Isao est un sabreur et il maîtrise le haki de l'armement. Il est sans doute le plus fort sur ce navire. C'est un gros dragueur et l'avoir dans l'équipe va engendrer des disputes mais ça ne gêne pas la cohésion entre eux aux moments importants. Il a toujours un sourire charmeur, mais par contre, il est jeune, c'est encore un adolescent et forcément il manque encore beaucoup d'expérience. Il a donc besoin que l'on garde un œil sur lui en combat. Et c'est aussi un parfait bishonen (4)... j'adore ses cheveux d'un magnifique rouge, mais ça je ne lui avouerais jamais.
Les deux suivant sont des combattants d'expérience ayant navigué sur les eaux du Shin Sekaï. Leur peau est marquée de cicatrices et bronzée par le soleil. Bien qu'ils soient tous les deux grands, ils restent plus petit que notre « ours ». L'un d'entre eux à un sabre d'abordage à la taille, le second utilise des explosifs en tout genre. Il en a toujours toute une collection cachée sous différents vêtements.
Le dernier d'entre eux était assassin dans son équipage, mais ses seules cibles étaient des équipages pirates adverses. Il est un spécialiste de l'infiltration et forcément, de l'assassinat. Rien en lui ne laisse transparaître ses compétences, toutes ses armes sont soigneusement cachées et sans le connaître, on dirait qu'il n'est rien de plus qu'un simple civil.
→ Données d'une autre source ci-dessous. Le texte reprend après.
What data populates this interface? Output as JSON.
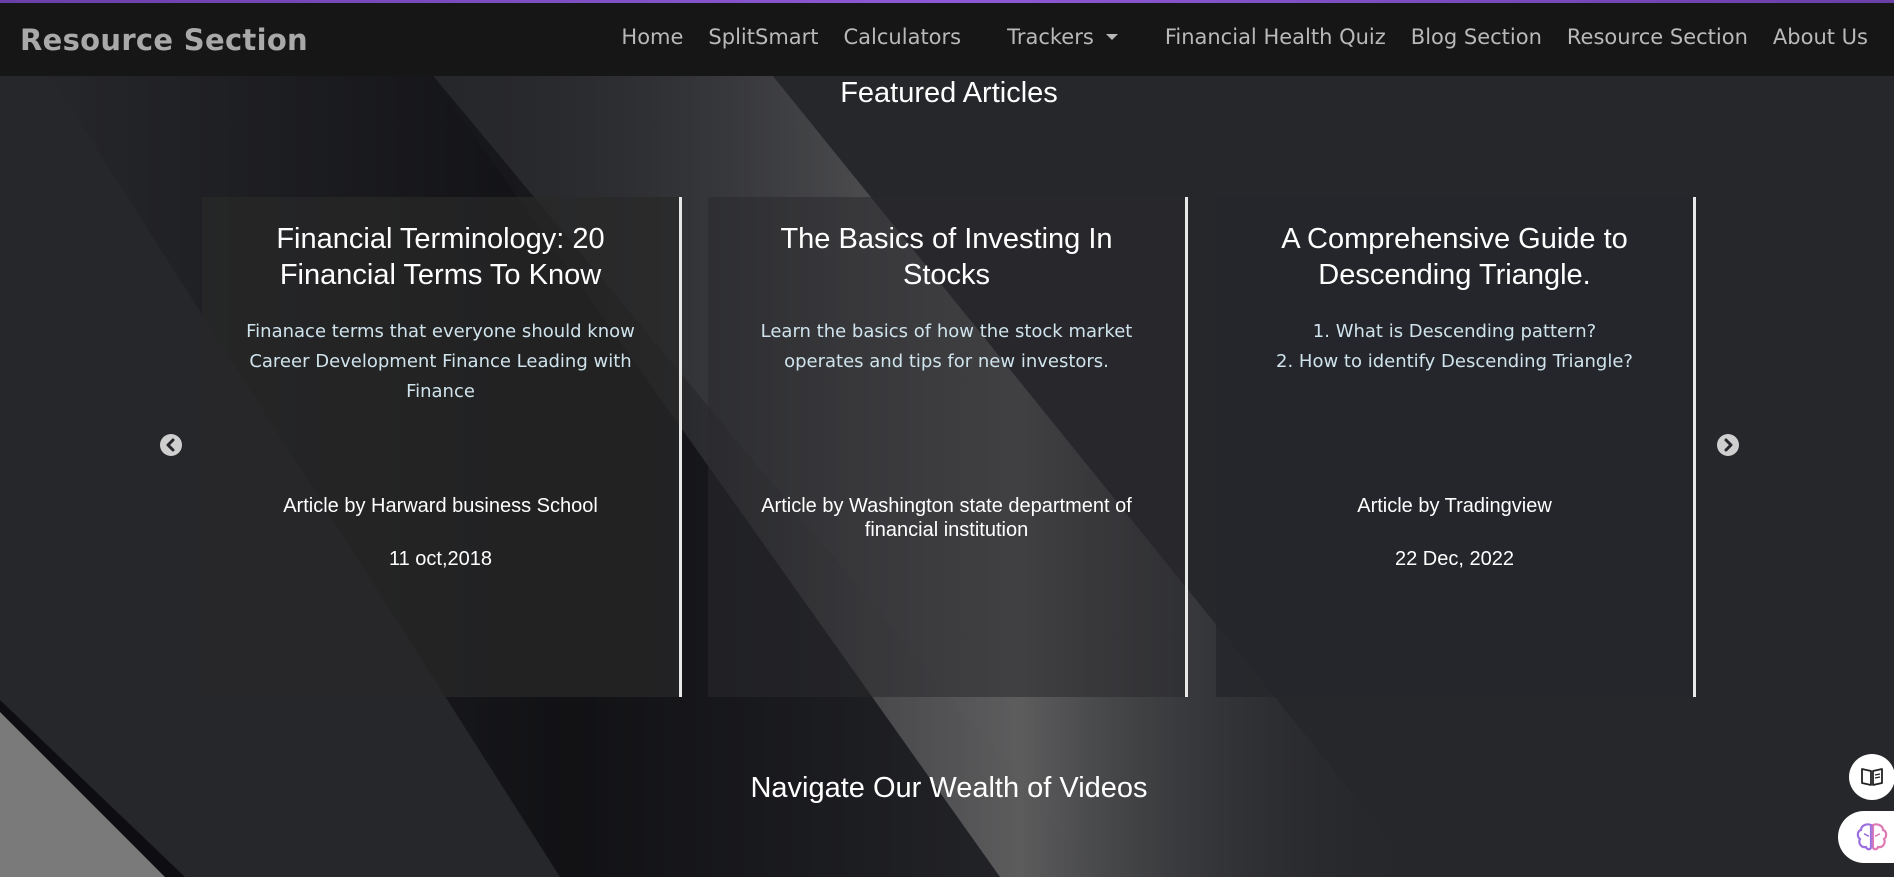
{
  "navbar": {
    "brand": "Resource Section",
    "items": [
      {
        "label": "Home"
      },
      {
        "label": "SplitSmart"
      },
      {
        "label": "Calculators"
      },
      {
        "label": "Trackers"
      },
      {
        "label": "Financial Health Quiz"
      },
      {
        "label": "Blog Section"
      },
      {
        "label": "Resource Section"
      },
      {
        "label": "About Us"
      }
    ]
  },
  "featured": {
    "title": "Featured Articles",
    "articles": [
      {
        "title": "Financial Terminology: 20 Financial Terms To Know",
        "description": "Finanace terms that everyone should know Career Development Finance Leading with Finance",
        "author": "Article by Harward business School",
        "date": "11 oct,2018"
      },
      {
        "title": "The Basics of Investing In Stocks",
        "description": "Learn the basics of how the stock market operates and tips for new investors.",
        "author": "Article by Washington state department of financial institution",
        "date": ""
      },
      {
        "title": "A Comprehensive Guide to Descending Triangle.",
        "description_lines": [
          "1. What is Descending pattern?",
          "2. How to identify Descending Triangle?"
        ],
        "author": "Article by Tradingview",
        "date": "22 Dec, 2022"
      }
    ]
  },
  "videos": {
    "title": "Navigate Our Wealth of Videos"
  },
  "icons": {
    "prev": "chevron-left-circle-icon",
    "next": "chevron-right-circle-icon",
    "trackers_dropdown": "caret-down-icon",
    "book": "book-open-icon",
    "brain": "brain-icon"
  },
  "colors": {
    "accent_bar": "#8e59d6",
    "navbar_bg": "#161616",
    "brand_text": "#a9a9a9",
    "page_bg": "#26272b",
    "card_desc": "#cfe3ec",
    "brain_icon": "#9b6fe0"
  }
}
Cassius (5) a mon entière confiance malgré son passé, comme tous les hommes sous mes ordres.
-Très bien... venez avec moi vous sept, on va dans mon bureau. Je vais vous expliquer mon plan et ce que vous aurez à faire. Les autres, vous savez comment vous organiser, je vous fais confiance.
-Compris, Capitaine !
-Et arrêtez de m'appeler Capitaine ! Je ne suis pas pirate mais officier ! Zut à la fin...
Accompagnée par leurs rires, je me dirige l'intérieur de notre navire. Étant modeste, nous arrivons rapidement à mon bureau. Ils rentrent tous à ma suite et je m'installe debout derrière le bureau encombré d'une tonne de paperasse, face à mes hommes en lignes qui attendent calmement mes explications.
-Bien, je vous préviens d'avance que mon plan ne va pas vous plaire, je le sais. Mais il repose principalement sur un point ...
Ils tiquent suite à mes propos, l'un d'entre eux prends la parole au nom de tous.
-C'est à dire ?
-La confiance. Je vous fais une confiance aveugle les gars. Je sais que je peux parfaitement compter sur vous.
Je vois dans leurs regards une bonne surprise et des sourires s'affichent sur leurs visages. Je ne suis peut-être pas toujours assez expressive avec eux, alors ça a dû leur faire très plaisir. Surtout qu'ils savent que je ne suis pas une menteuse pour un sou...
-Bon... alors voilà le plan les gars...
À suivre...
(1) L'équipage des Guy : Guy veut dire « gars » en Anglais, ils sont des personnages OC figurants que j'ai inventé.
(2) Beart : Sans le « t » ça donne bear, c'est à dire ours en anglais. Pour la prononciation, faites-le à « l'anglaise » pour arriver à le dire. En Français ça donnerait un truc trop compliqué…
(3) Stetson : Une marque de chapeau très connue, jetez un œil sur le web vous verrez que vous connaissez.
(4) Bishonen : Un mot très souvent utilisé en manga / anime. Il est utilisé pour qualifier de « beau garçon ». Et à juste titre, je pense notamment aux personnages masculins des jeux Otome. Si vous allez sur le web pour rechercher des informations sur le prénom vous trouverez sans doute plus de détail sur sa personnalité.
(5) Cassius : son prénom est celui de l'un des assassins de Jule César.